Phi3 Vision models feedback and questions

AshD commented 6 months ago

The Phi3 vision model is excellent and does a great job in extracting text. I am using the CPU version via C# DirectML package.

What is the max image filesize in kb that can be sent to the model? I saw image resolution of 1366x1366 but could not find the max file size anywhere?
Waiting on the DirectML version of the onnx model. The CPU model is slow even when using the DirectML library on a 4090.
We have a client windows app, Is it possible to have a nuget package that has the Cuda, DirectML and CPU support. That way, whatever version of the model the user has, the library can work with it.
Does the onnxruntime_genai.models.builder support vision models now?

Thanks, Ash

natke commented 6 months ago

Hi @AshD! Great questions - we will get back to you with answers soon

baijumeswani commented 5 months ago

What is the max image filesize in kb that can be sent to the model? I saw image resolution of 1366x1366 but could not find the max file size anywhere?

From what I can tell, there shouldn't be any limitation on the size of the image you can pass in. The image passed in are represented as placeholder tokens in the input_ids. So, the bigger the image, the longer the input_ids. This can be a limiting factor while running the model as the size of the input_ids must not exceed the context length of the model.

But there are no size limitations enforced by the code in ort-genai.

Waiting on the DirectML version of the onnx model. The CPU model is slow even when using the DirectML library on a 4090.

We are hopeful to have this published soon. We encountered some memory issues when running the dml model for phi3-vision and needed to spend some more time ironing out the issues. But I am hopeful that the models and ort-genai package can be published sometime next week.

We have a client windows app, Is it possible to have a nuget package that has the Cuda, DirectML and CPU support. That way, whatever version of the model the user has, the library can work with it.

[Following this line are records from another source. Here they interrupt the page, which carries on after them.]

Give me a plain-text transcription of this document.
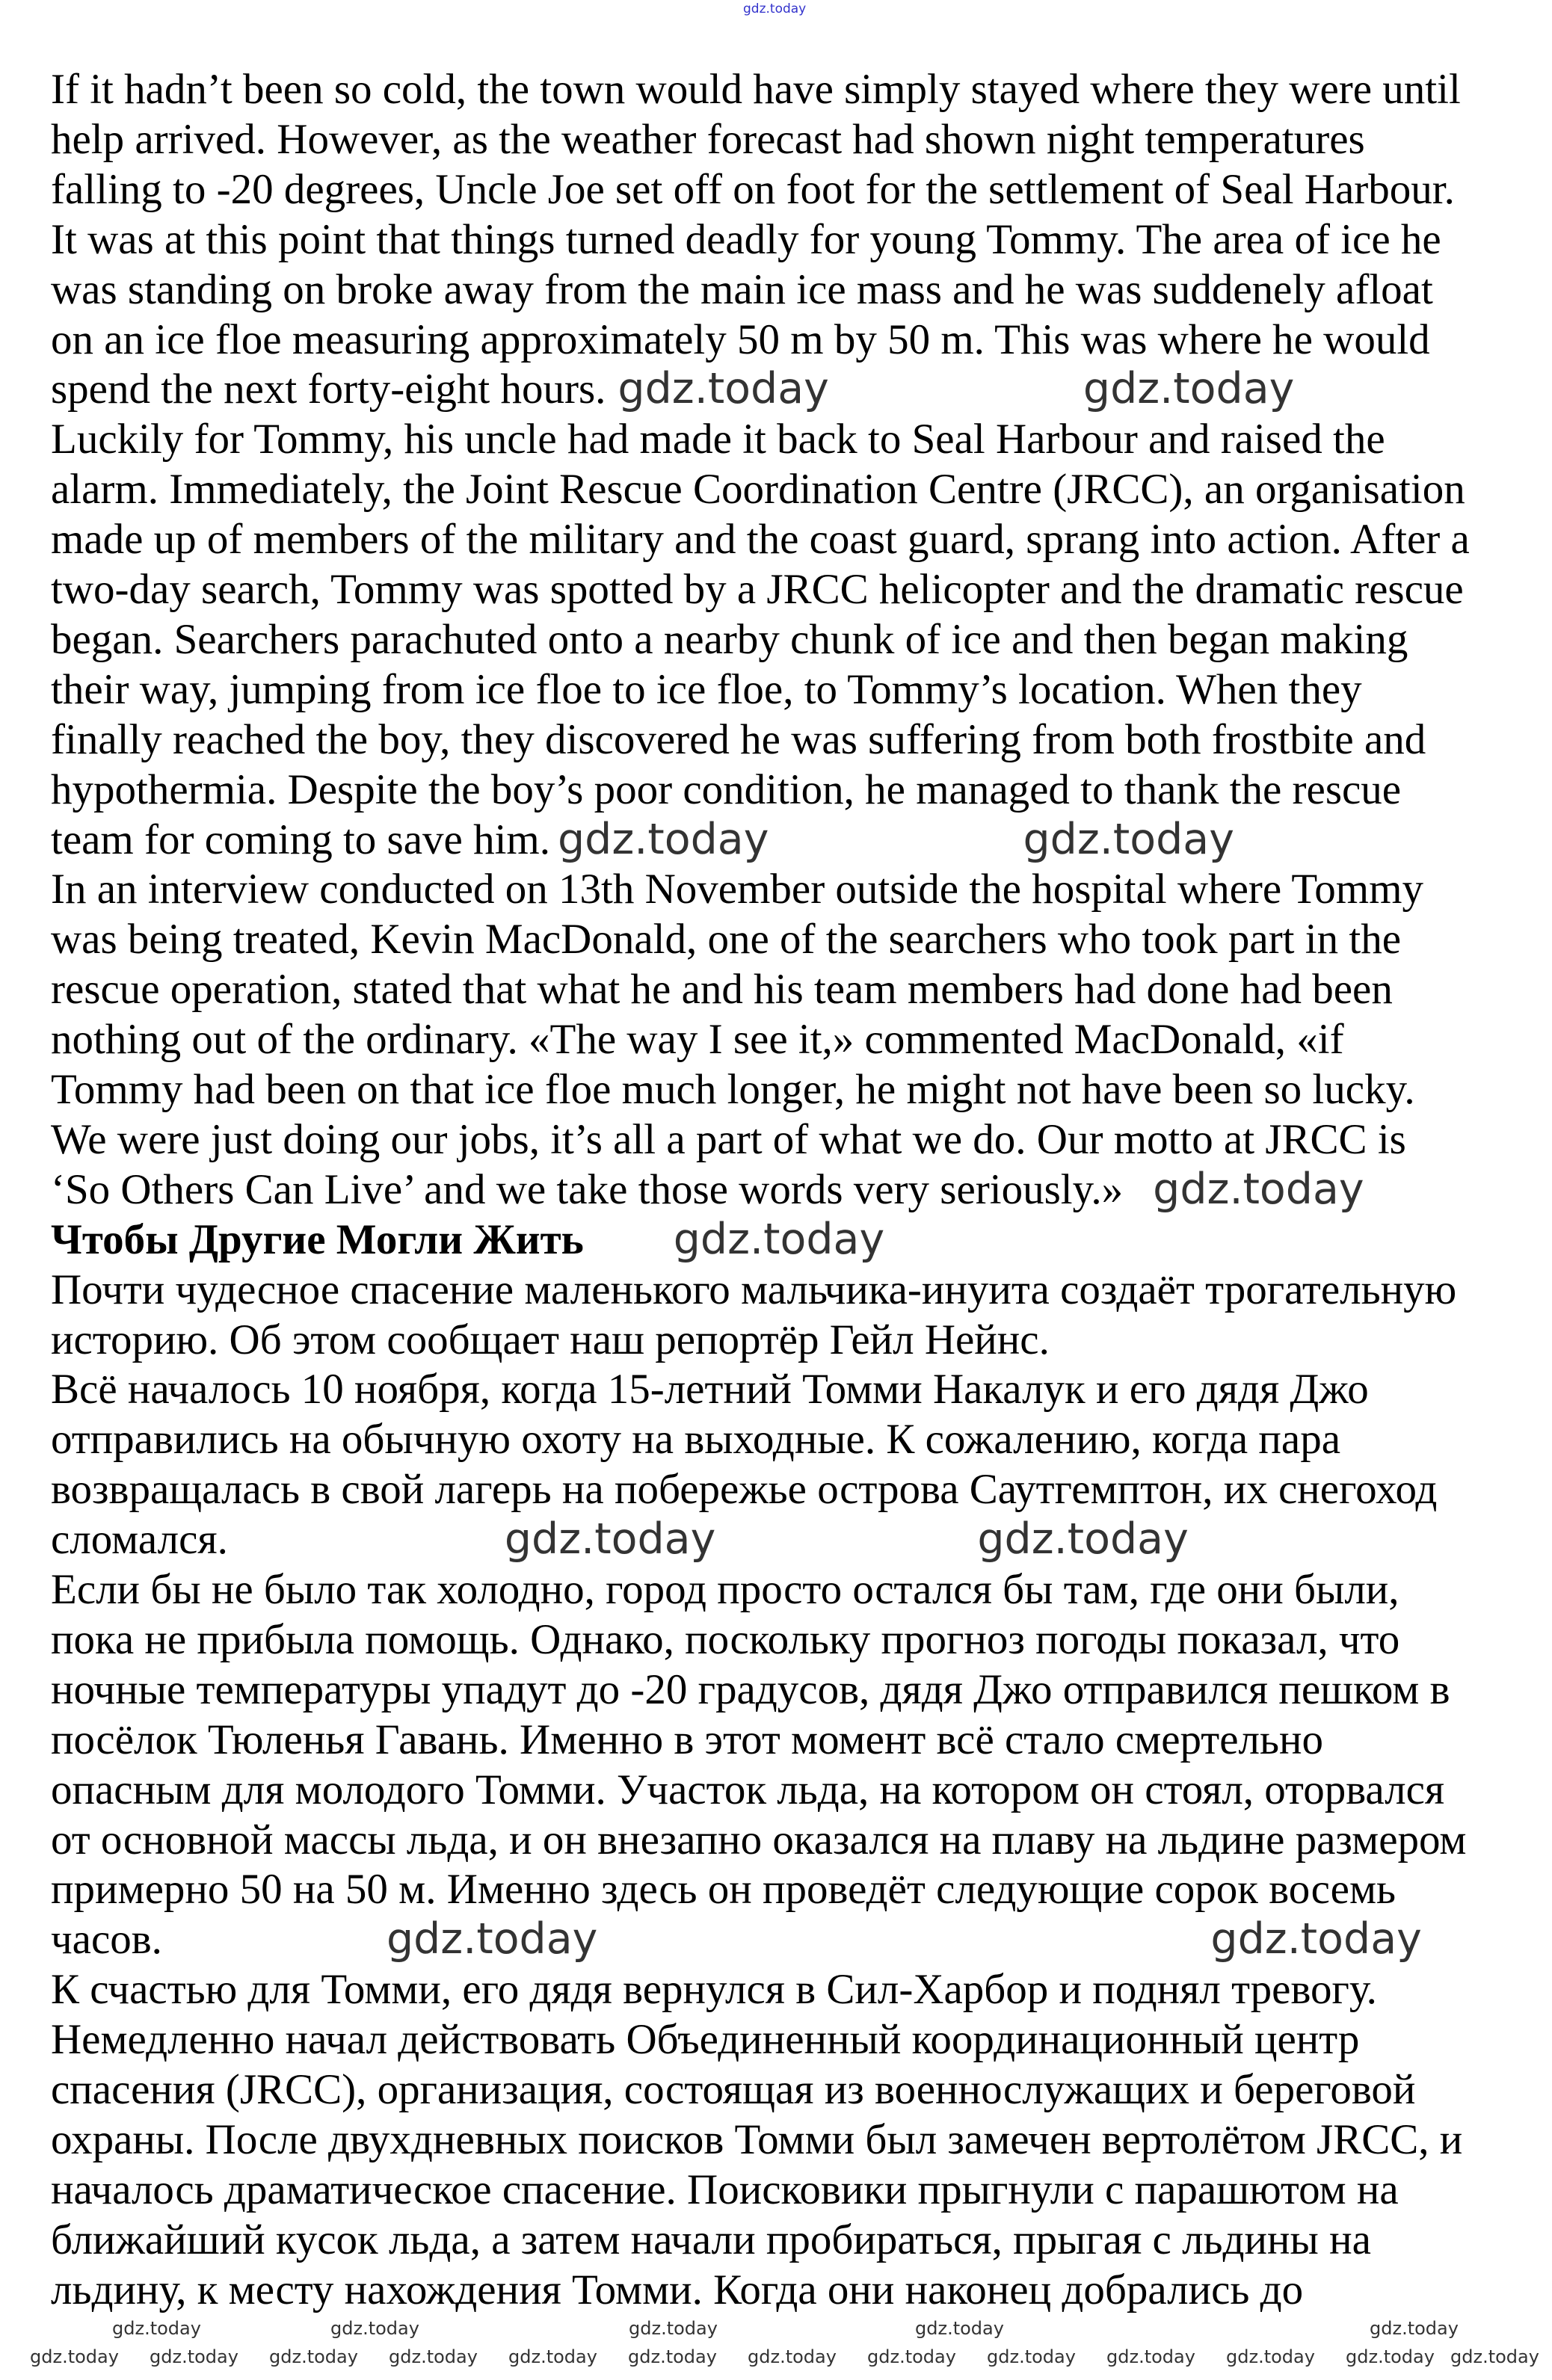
gdz.today
If it hadn’t been so cold, the town would have simply stayed where they were until
help arrived. However, as the weather forecast had shown night temperatures
falling to -20 degrees, Uncle Joe set off on foot for the settlement of Seal Harbour.
It was at this point that things turned deadly for young Tommy. The area of ice he
was standing on broke away from the main ice mass and he was suddenely afloat
on an ice floe measuring approximately 50 m by 50 m. This was where he would
spend the next forty-eight hours. gdz.today	gdz.today
Luckily for Tommy, his uncle had made it back to Seal Harbour and raised the
alarm. Immediately, the Joint Rescue Coordination Centre (JRCC), an organisation
made up of members of the military and the coast guard, sprang into action. After a
two-day search, Tommy was spotted by a JRCC helicopter and the dramatic rescue
began. Searchers parachuted onto a nearby chunk of ice and then began making
their way, jumping from ice floe to ice floe, to Tommy’s location. When they
finally reached the boy, they discovered he was suffering from both frostbite and
hypothermia. Despite the boy’s poor condition, he managed to thank the rescue
team for coming to save him. gdz.today	gdz.today
In an interview conducted on 13th November outside the hospital where Tommy
was being treated, Kevin MacDonald, one of the searchers who took part in the
rescue operation, stated that what he and his team members had done had been
nothing out of the ordinary. «The way I see it,» commented MacDonald, «if
Tommy had been on that ice floe much longer, he might not have been so lucky.
We were just doing our jobs, it’s all a part of what we do. Our motto at JRCC is
‘So Others Can Live’ and we take those words very seriously.» gdz.today
Чтобы Другие Могли Жить gdz.today
Почти чудесное спасение маленького мальчика-инуита создаёт трогательную
историю. Об этом сообщает наш репортёр Гейл Нейнс.
Всё началось 10 ноября, когда 15-летний Томми Накалук и его дядя Джо
отправились на обычную охоту на выходные. К сожалению, когда пара
возвращалась в свой лагерь на побережье острова Саутгемптон, их снегоход
сломался.	gdz.today	gdz.today
Если бы не было так холодно, город просто остался бы там, где они были,
пока не прибыла помощь. Однако, поскольку прогноз погоды показал, что
ночные температуры упадут до -20 градусов, дядя Джо отправился пешком в
посёлок Тюленья Гавань. Именно в этот момент всё стало смертельно
опасным для молодого Томми. Участок льда, на котором он стоял, оторвался
от основной массы льда, и он внезапно оказался на плаву на льдине размером
примерно 50 на 50 м. Именно здесь он проведёт следующие сорок восемь
часов.	gdz.today	gdz.today
К счастью для Томми, его дядя вернулся в Сил-Харбор и поднял тревогу.
Немедленно начал действовать Объединенный координационный центр
спасения (JRCC), организация, состоящая из военнослужащих и береговой
охраны. После двухдневных поисков Томми был замечен вертолётом JRCC, и
началось драматическое спасение. Поисковики прыгнули с парашютом на
ближайший кусок льда, а затем начали пробираться, прыгая с льдины на
льдину, к месту нахождения Томми. Когда они наконец добрались до
gdz.today	gdz.today	gdz.today	gdz.today	gdz.today
gdz.today gdz.today gdz.today gdz.today gdz.today gdz.today gdz.today gdz.today gdz.today gdz.today gdz.today gdz.today gdz.today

This is a difficult problem to solve. For now, we do not have this support. Here are some of the problems that we need to iron out:

onnxruntime.dll/.so is built differently for dml vs cpu/cuda. We need to find a way to have the same ort shared lib for all scenarios.
Code inside ort-genai has the same problem where device specific code is hidden behind ifdef macros. We use different compilers and libraries to build for different hardware. Having an all in one package would require us to create multiple dlls/so one each for the device used.
Package size can also become a problem.

I am not sure if and when we can achieve this. But I'll add it to our wish list.

Does the onnxruntime_genai.models.builder support vision models now?

As of now, we had to manually create export scripts to convert the model to onnx. Notably, the three onnx models are made in the following way:

Vision model: exported using torch.onnx.export with a few changes to the original pytorch code.
Embedding model: handcrafted using onnx helpers.
Text generation model: built using the model builder.

We are looking to provide a way to automate this process. I am not sure if it will be in the model builder or another script we provide users. But this is something we plan to do.